All deep learning in Flux, however complex, is a simple generalisation of this example. Of course, models can look very different – they might have millions of parameters or complex control flow. Let's see how Flux handles more complex models.

## Building Layers

It's common to create more complex models than the linear regression above. For example, we might want to have two linear layers with a nonlinearity like sigmoid (`σ`) in between them. In the above style we could write this as:

``````W1 = param(rand(3, 5))
b1 = param(rand(3))
layer1(x) = W1 * x .+ b1

W2 = param(rand(2, 3))
b2 = param(rand(2))
layer2(x) = W2 * x .+ b2

model(x) = layer2(σ.(layer1(x)))

model(rand(5)) # => 2-element vector``````

This works but is fairly unwieldy, with a lot of repetition – especially as we add more layers. One way to factor this out is to create a function that returns linear layers.

``````function linear(in, out)
W = param(randn(out, in))
b = param(randn(out))
x -> W * x .+ b
end

linear1 = linear(5, 3) # we can access linear1.W etc
linear2 = linear(3, 2)

model(x) = linear2(σ.(linear1(x)))

model(rand(5)) # => 2-element vector``````

Another (equivalent) way is to create a struct that explicitly represents the affine layer.

``````struct Affine
W
b
end

Affine(in::Integer, out::Integer) =
Affine(param(randn(out, in)), param(randn(out)))

# Overload call, so the object can be used as a function
(m::Affine)(x) = m.W * x .+ m.b

a = Affine(10, 5)

a(rand(10)) # => 5-element vector``````

Congratulations! You just built the `Dense` layer that comes with Flux. Flux has many interesting layers available, but they're all things you could have built yourself very easily.

(There is one small difference with `Dense` – for convenience it also takes an activation function, like `Dense(10, 5, σ)`.)

## Stacking It Up

It's pretty common to write models that look something like:

``````layer1 = Dense(10, 5, σ)
# ...
model(x) = layer3(layer2(layer1(x)))``````

For long chains, it might be a bit more intuitive to have a list of layers, like this:

``````using Flux

layers = [Dense(10, 5, σ), Dense(5, 2), softmax]

model(x) = foldl((x, m) -> m(x), layers, init = x)

model(rand(10)) # => 2-element vector``````

Handily, this is also provided for in Flux:

``````model2 = Chain(
Dense(10, 5, σ),
Dense(5, 2),
softmax)

model2(rand(10)) # => 2-element vector``````

This quickly starts to look like a high-level deep learning library; yet you can see how it falls out of simple abstractions, and we lose none of the power of Julia code.

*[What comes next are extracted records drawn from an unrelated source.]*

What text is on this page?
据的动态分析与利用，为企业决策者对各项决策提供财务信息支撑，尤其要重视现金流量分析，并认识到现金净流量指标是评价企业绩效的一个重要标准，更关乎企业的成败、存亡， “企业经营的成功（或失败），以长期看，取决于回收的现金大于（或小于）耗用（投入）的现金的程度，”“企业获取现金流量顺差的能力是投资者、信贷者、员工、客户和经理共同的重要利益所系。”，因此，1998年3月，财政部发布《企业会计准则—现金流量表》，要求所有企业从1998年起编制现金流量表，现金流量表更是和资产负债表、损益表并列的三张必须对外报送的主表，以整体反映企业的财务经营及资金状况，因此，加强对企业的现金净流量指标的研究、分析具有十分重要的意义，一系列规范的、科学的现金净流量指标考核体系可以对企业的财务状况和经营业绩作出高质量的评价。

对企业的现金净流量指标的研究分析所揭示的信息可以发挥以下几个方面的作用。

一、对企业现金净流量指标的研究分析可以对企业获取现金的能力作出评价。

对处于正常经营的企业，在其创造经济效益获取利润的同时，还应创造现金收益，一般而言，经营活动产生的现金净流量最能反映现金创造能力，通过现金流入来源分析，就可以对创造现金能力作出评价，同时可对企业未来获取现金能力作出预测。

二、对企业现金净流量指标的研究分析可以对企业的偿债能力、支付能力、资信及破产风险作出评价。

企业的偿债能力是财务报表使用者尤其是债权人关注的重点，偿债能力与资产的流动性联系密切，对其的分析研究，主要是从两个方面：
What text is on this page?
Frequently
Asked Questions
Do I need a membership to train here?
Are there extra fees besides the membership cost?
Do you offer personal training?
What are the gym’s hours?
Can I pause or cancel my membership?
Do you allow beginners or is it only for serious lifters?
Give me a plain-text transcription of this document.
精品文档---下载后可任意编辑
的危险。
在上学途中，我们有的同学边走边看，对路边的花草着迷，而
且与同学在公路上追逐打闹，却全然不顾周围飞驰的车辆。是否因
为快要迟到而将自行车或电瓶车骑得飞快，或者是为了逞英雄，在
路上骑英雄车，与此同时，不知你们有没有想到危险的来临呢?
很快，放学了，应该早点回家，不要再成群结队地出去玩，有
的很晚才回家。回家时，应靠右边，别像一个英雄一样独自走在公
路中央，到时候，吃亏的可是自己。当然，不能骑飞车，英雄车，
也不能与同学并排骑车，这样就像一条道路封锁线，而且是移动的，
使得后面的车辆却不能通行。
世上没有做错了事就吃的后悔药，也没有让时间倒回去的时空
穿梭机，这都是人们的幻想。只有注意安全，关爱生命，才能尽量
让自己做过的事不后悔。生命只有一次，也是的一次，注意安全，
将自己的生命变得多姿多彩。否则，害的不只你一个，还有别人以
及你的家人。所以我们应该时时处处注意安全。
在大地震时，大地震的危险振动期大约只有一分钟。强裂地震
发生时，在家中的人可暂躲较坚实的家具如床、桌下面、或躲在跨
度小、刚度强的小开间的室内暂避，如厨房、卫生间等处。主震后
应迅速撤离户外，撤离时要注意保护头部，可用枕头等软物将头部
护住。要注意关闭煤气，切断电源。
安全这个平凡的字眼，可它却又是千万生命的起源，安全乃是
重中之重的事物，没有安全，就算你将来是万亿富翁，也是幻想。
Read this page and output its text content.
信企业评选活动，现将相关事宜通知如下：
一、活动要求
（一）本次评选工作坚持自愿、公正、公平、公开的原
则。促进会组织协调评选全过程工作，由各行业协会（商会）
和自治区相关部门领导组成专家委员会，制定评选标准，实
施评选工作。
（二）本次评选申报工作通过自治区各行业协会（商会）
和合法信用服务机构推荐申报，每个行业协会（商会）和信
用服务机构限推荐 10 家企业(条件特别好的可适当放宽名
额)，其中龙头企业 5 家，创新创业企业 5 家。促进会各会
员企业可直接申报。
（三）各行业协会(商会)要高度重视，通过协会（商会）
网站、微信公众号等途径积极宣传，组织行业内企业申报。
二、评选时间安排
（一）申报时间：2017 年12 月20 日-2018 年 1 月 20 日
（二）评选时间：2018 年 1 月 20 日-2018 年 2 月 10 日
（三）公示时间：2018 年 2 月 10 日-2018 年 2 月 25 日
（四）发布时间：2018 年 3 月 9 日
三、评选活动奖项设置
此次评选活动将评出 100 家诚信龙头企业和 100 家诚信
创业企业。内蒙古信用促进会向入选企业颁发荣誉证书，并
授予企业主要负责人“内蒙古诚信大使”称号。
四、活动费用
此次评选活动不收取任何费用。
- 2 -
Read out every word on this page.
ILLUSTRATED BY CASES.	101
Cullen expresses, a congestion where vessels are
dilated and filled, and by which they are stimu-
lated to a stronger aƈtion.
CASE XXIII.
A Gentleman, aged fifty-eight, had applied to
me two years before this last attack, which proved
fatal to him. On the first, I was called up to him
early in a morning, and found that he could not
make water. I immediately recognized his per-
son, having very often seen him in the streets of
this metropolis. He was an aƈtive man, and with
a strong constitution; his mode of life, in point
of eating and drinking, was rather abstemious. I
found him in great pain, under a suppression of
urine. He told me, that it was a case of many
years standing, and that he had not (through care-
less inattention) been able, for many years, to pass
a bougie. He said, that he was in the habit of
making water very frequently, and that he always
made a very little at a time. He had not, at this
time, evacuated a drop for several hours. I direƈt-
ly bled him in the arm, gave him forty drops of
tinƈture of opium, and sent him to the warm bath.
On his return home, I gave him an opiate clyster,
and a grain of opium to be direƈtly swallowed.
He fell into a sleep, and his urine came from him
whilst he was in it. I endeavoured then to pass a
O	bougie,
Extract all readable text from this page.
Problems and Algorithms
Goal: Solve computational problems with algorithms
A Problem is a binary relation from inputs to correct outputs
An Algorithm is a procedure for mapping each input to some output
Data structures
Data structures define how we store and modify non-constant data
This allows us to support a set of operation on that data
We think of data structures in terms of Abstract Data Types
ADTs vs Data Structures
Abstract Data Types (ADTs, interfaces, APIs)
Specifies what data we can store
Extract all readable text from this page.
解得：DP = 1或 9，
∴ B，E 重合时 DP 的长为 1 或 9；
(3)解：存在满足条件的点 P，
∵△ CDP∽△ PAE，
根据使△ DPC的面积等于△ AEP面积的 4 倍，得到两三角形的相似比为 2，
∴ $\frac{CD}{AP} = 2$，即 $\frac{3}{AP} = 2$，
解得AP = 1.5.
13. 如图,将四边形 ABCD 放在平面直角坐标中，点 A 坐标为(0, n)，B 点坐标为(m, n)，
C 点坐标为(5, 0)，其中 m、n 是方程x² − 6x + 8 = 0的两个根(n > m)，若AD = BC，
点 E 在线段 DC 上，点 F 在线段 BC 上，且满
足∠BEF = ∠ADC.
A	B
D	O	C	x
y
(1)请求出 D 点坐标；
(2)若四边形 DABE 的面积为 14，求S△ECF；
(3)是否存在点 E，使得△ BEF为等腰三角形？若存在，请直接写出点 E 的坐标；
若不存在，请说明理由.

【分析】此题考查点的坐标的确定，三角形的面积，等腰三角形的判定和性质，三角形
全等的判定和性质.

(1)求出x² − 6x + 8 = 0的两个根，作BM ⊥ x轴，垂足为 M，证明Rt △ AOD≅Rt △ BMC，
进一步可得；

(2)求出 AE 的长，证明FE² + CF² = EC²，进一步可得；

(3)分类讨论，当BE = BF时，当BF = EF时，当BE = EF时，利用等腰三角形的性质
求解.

A nice property of this approach is that because "models" are just functions (possibly with trainable parameters), you can also see this as simple function composition.

``````m = Dense(5, 2) ∘ Dense(10, 5, σ)

m(rand(10))``````

Likewise, `Chain` will happily work with any Julia function.

``````m = Chain(x -> x^2, x -> x+1)

m(5) # => 26``````

## Layer helpers

Flux provides a set of helpers for custom layers, which you can enable by calling

``Flux.@treelike Affine``

This enables a useful extra set of functionality for our `Affine` layer, such as collecting its parameters or moving it to the GPU.